Stammbaum

Genealogie

Praxis der Familienforschung:

"Aller Anfang ist schwer!" Bei der Familienforschung ist es genau umgekehrt, sofern es sich um Vorfahren- bzw. Ahnenforschung handelt. Gerade den Anfang einer Familienforschung wird man normalerweise noch einigermaßen leicht erstellen können. Je weiter man in die Vergangenheit vorstößt, desto schwieriger und aufwendiger wird die Forschungsarbeit. Oft sind Daten in Familienstammbüchern, Ahnenpässen aus dem zweiten Weltkrieg, usw. in der Familie vorhanden. Nun geht es darum die vorhandenen Daten zu ordnen und zu erfassen, denn sie stellen die Ansatzpunkte für das weitere Vorgehen dar.

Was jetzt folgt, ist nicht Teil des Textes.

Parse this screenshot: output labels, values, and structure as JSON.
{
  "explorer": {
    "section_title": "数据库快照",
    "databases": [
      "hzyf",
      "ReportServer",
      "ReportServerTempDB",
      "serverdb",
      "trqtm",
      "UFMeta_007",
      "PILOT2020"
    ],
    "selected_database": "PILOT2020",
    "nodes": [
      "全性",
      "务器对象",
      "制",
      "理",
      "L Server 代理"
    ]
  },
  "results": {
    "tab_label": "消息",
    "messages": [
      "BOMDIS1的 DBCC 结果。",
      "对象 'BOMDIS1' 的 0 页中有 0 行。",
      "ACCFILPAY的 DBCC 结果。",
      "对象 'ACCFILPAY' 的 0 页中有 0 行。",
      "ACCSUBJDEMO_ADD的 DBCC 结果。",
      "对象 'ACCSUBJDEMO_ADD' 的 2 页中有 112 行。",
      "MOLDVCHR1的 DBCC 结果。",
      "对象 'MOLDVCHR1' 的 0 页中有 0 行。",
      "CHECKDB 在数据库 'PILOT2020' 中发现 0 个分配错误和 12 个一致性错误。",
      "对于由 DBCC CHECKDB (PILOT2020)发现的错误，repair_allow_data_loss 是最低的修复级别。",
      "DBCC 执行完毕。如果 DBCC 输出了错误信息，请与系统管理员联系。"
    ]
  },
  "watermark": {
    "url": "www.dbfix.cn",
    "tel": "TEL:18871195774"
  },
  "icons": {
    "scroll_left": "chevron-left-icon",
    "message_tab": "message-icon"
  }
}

Die gute Vorbereitung der Forschungsarbeit:
Eine gute Organisation ist alles; heute können die Daten nicht nur in Form von Karteikarten, usw. erfaßt werden, sondern auch auf Computern. Die Fortschritte beim EDV - Einsatz auf genealogischem Gebiet sind in den letzten Jahren gewaltig. Gute Genealogieprogramme sind heute bereits als Prüf- oder Shareware erhältlich. Trotzdem empfiehlt es sich für jeden einzelnen Vorfahren ein eigenes Blatt oder eine Karteikarte anzulegen (sind in vorgedruckter Form erhältlich). Wichtig ist auch die Erfassung der genauen Quellenangaben. Die ersten, weil zeitlich naheliegenden Quellen sind die Unterlagen aus den Standesämtern. Die Kirchenbücher stellen aber wohl die wichtigste familiengeschichtliche Quellengruppe überhaupt dar. In Vorarlberg reichen die meisten Matriken (Taufbuch, Trauungsbuch, Sterbebuch) bis ungefähr zur Mitte des 17. Jhdts. zurück. Genauere Auskünfte darüber erhalten Sie bei uns oder in den jeweiligen Archiven.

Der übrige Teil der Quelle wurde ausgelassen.